Dole Is Introducing A Brand-New, Limited-Time Pineapple Variety

Pineapple is a piece of produce that practically screams summertime. This year it's getting an upgrade, thanks to fruit and veggie producer Dole. In mid-April, Dole will be rolling out a juicier version of the tropical fruit that they've named Golden Selection Pineapples. If you're able to find one at one of the limited locations in the United States or Canada that will be selling them, know that your sweet fruit is a rare gem. You'll see that these pineapples sport a brighter hue, elevated fragrance, and more intense, sweet flavor.

These sustainably grown pineapples are among a mere 6% that Dole deems worthy to bear the Golden Selection name. While its flavor, appearance, and aroma are all enhanced, the fruit remains a powerhouse of nutrients. They are packed with vitamin C and B6 as well as digestion-improving enzymes. Pineapple is also prized for its high level of antioxidants and potential to reduce inflammation.

Dole pineapples' origins and how to use Golden Selection Pineapples

In 1901, Harvard graduate James Dole began farming pineapples in Oahu, Hawaii. He paired his degrees in business and horticulture with his passion for farming to start the Hawaiian Pineapple Company. It eventually became the eponymous Dole brand and while the company produces plenty of other food products, it's perhaps best known for its pineapples.

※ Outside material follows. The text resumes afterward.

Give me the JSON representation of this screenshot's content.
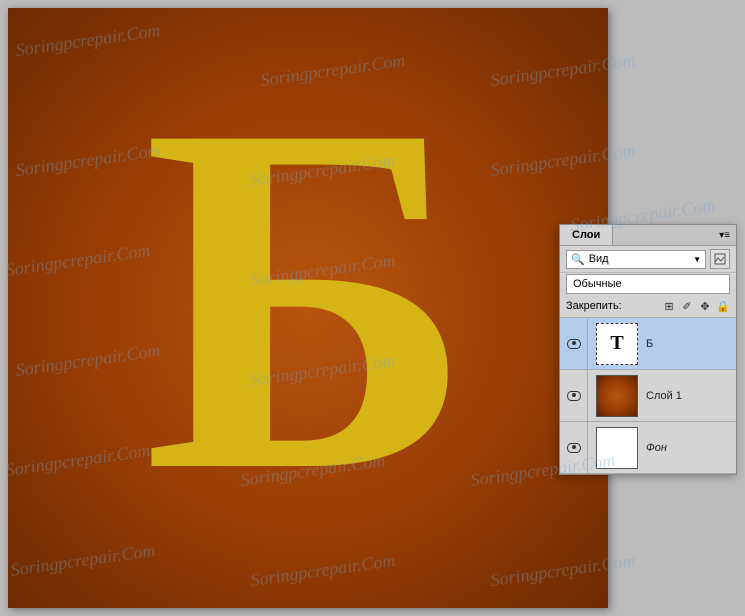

While James Dole favored Hawaii for growing pineapples, the company has expanded over the years. They expanded their pineapple farms to locations throughout Central and South America as well. Now, the company credits the soil and climate of Costa Rica for the unique flavor of its Golden Selection Pineapples.

While pineapple can be prepared in a number of ways, it might be best to serve the Golden Selection variety raw to showcase the sweetness and bright color. Dole suggests using them in a variety of salads, in carpaccio, or on skewers with sushi-grade ahi tuna. You can also make a sweet pineapple mango salsa that will complement nearly any protein. Or, pay homage to Dole pineapples' origins by pairing two Hawaiian favorites with Spam and pineapple skewers.